A large gray plaque at the site tells the story of the man buried there, and the stone bench, bearing Land's name, is situated so a visitor can sit and read the inscription. It's a modest monument for a man who did so much.
He took evening classes at the Kansas City Art Institute where he met his future wife, Nell. For a time after completing his courses he worked as an artist for the Kansas City Star.
On his 21st birthday his grandmother gave him $50 and asked him to use it to join the Masons, a fraternity which his grandfather had loved. Frank joined Ivanhoe Lodge 446 and quickly followed up by joining the York and Scottish Rites as well as the Shrine. Not long after joining, he sold the restaurant and went to work for the Scottish Rite as administrator of the newly-formed Mason's Relief Committee. He didn't realize it but, at the age of 24, his destiny was now laid out before him.
In the years that followed, Land built the program into one of the premier relief organizations in Kansas City, helping secure hundreds of jobs for the unemployed and distributing food and clothing to the needy. The organization grew and, in time, Land needed assistance, so he hired 17-year-old Lewis Lower to help him during evenings and weekends. Lewis had just lost his father. Land understood how much Lewis missed his father due to his separation from his own dad as a youth. Brother Land was so impressed with young Lewis that in February 1919 he suggested forming a club at the Scottish Rite temple in Kansas City for Lewis and some of his friends. The following week Frank Land, Lewis and eight of his friends met together for the first time.
Land was Commander of the DeMolaii (sic) Council of Kadosh in the Scottish Rite. Jacques DeMolay, its namesake, was the last Grand Master of the Knights Templar. Rather than betray his God, DeMolay defied Philip the Fair of France and was burned at the stake. This inspired Land to tell the boys about DeMolay, whose courage and strength of character so impressed them they named their club after him. Land, the original nine boys and twenty-two others met as DeMolays for the first time on March 24, 1919. Too old for the boys to call him "Frank," and too young to be "Mr. Land," the boys began to call him "Dad." For the rest of his life he was "Dad Land," and every DeMolay advisor today holds the title of "Dad."
The Order of DeMolay grew quickly, reaching a peak membership of 210,000 just prior to the Depression. Frank Land became known around the world as the organization expanded. In 1926, President Calvin Coolidge was so impressed with Land's success he asked him to promote his nationwide program of youth development. It was not the last time such a request would be made of him. For the remainder of his life, Land moved in the circles of diplomats and presidents, including his beloved friend, Harry Truman. With Truman's help and support, Brother Land became the Shrine's Imperial Potentate in 1954. A year later, he became only the 28th man ever to receive the Scottish Rite's highest honor, the Grand Cross, and he was one of the very few men ever to receive the Thirty-third degree in both US jurisdictions of the Scottish Rite.
In March 1959, Brother Land developed a rare disease, scleroderma, a buildup of collagen in skin and organs, which tends to affect people in a variety of ways. It is sometimes, but not always fatal. The disease remains a mystery today and was certainly not well understood in the late 1950's. Against doctor's advice, he kept working at a frenetic pace, with none of his friends realizing how ill he was.
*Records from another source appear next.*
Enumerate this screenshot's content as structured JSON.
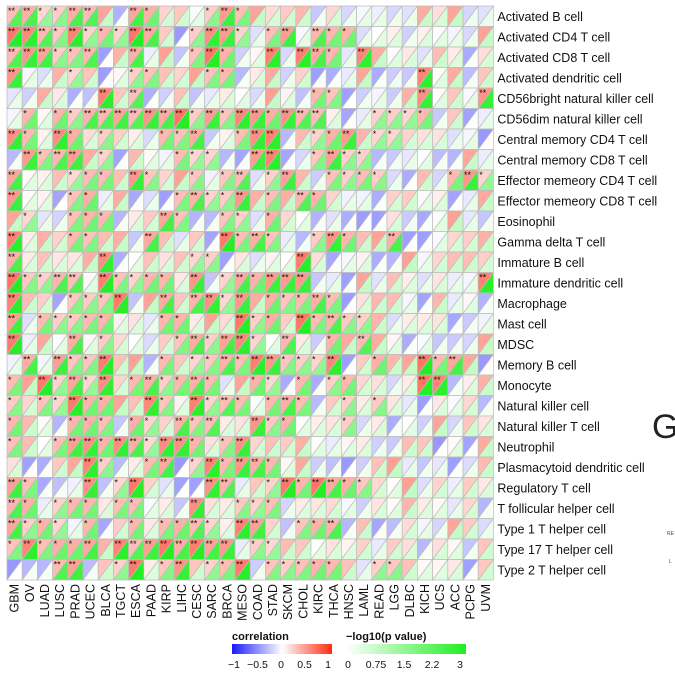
{
  "chart_data": {
    "type": "heatmap",
    "title": "",
    "xlabel": "",
    "ylabel": "",
    "x": [
      "GBM",
      "OV",
      "LUAD",
      "LUSC",
      "PRAD",
      "UCEC",
      "BLCA",
      "TGCT",
      "ESCA",
      "PAAD",
      "KIRP",
      "LIHC",
      "CESC",
      "SARC",
      "BRCA",
      "MESO",
      "COAD",
      "STAD",
      "SKCM",
      "CHOL",
      "KIRC",
      "THCA",
      "HNSC",
      "LAML",
      "READ",
      "LGG",
      "DLBC",
      "KICH",
      "UCS",
      "ACC",
      "PCPG",
      "UVM"
    ],
    "y": [
      "Activated B cell",
      "Activated CD4 T cell",
      "Activated CD8 T cell",
      "Activated dendritic cell",
      "CD56bright natural killer cell",
      "CD56dim natural killer cell",
      "Central memory CD4 T cell",
      "Central memory CD8 T cell",
      "Effector memeory CD4 T cell",
      "Effector memeory CD8 T cell",
      "Eosinophil",
      "Gamma delta T cell",
      "Immature  B cell",
      "Immature dendritic cell",
      "Macrophage",
      "Mast cell",
      "MDSC",
      "Memory B cell",
      "Monocyte",
      "Natural killer cell",
      "Natural killer T cell",
      "Neutrophil",
      "Plasmacytoid dendritic cell",
      "Regulatory T cell",
      "T follicular helper cell",
      "Type 1 T helper cell",
      "Type 17 T helper cell",
      "Type 2 T helper cell"
    ],
    "correlation_range": [
      -1,
      1
    ],
    "log_p_range": [
      0,
      3
    ],
    "cell_encoding": "upper-left triangle = correlation, lower-right triangle = -log10(p value)",
    "stars": [
      "**:*.**.****....***........****.............................",
      "*******.**.*.*.*****.....******....***..**.**....................*.",
      "*******.*.**....**.......****.....**..*****...**..................",
      "**.......*.......**.......*.*.........................**.........",
      "............**..**.......................**...........**......**...",
      "..*...*.*.***************.***.****.*******.......**.*..*.......",
      "**.*..***...*........*.***.....*****.....**.**...**..........",
      "..**.*****...*.........*.**.....****.....***.**.................",
      "**.......*.**...***.....*....***...***.....**.*.*..........****",
      "**.......**...........*.**.**.**...*..***.........................",
      "..*.....*..**.......**.*.....**....*.........................",
      "**.......**.......**........**.****.....*.***.....**................",
      "**..........**...........**...........**..............................",
      "**.*.*****..**.*.*.**...**...****.******......................**.",
      "**.......**.*.**....**..*****.**...**.*.***.......................",
      "**...*.**..**........**.......**.**...***.**.*.*....................",
      "**......**...*.........****.*****...**....*...**..................",
      "..**..***.*.**.......*...**.**.*****.*.**.**.....*....***.**...",
      ".*..***.**.***...***.*.****.....*.*...*....*.*........****.....",
      ".*...*.***.**.....***...**.***.*..*.**.*.....*..*..............",
      ".*.......*.**....**...**.***....***..*.......*......................",
      ".*.....*****.*****.******....***......................................",
      "..........**.*....*.**...****.*****..............................",
      "***.......**...***........****.....****.****.**...................",
      "***...*..**....**.......**.....*.**......................................",
      "***..**...*.....*....**.**.*..****.....**.**.........................",
      ".****..**.**..****************...**.....................",
      "......****.....***..*.**...*.***...**..**.*......**......"
    ]
  },
  "legend": {
    "correlation_title": "correlation",
    "correlation_ticks": [
      "−1",
      "−0.5",
      "0",
      "0.5",
      "1"
    ],
    "pvalue_title": "−log10(p value)",
    "pvalue_ticks": [
      "0",
      "0.75",
      "1.5",
      "2.2",
      "3"
    ],
    "colors": {
      "neg": "#1a1aff",
      "mid": "#ffffff",
      "pos": "#ff2a10",
      "p_low": "#ffffff",
      "p_high": "#22ee22",
      "grid": "#bdbdbd"
    }
  },
  "side": {
    "glyph": "G",
    "tiny_a": "RE",
    "tiny_b": "L"
  }
}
Then, on November 8, 1959, the news of his unexpected death rocked the Masonic world by its foundations.
Among those thousands of boys who have been DeMolays were my father, my brother and myself. As a youth, I was a passionate member participating in all its activities and learning its cardinal virtues. DeMolay taught me leadership skills I have carried through life, and is one of the major reasons I am a Freemason today.
I joined several years after Dad Land died, yet I feel like I knew the man. Now, I found myself paying my respects at the foot of his grave, near a simple memorial to a great man. I remembered the friends I had made in DeMolay, the fun, and the important lessons learned. I wondered what I would say if I could talk to him. Many things ran through my mind but, in the end, there is only one simple thing I could say: "Thank you, Dad Land, thank you."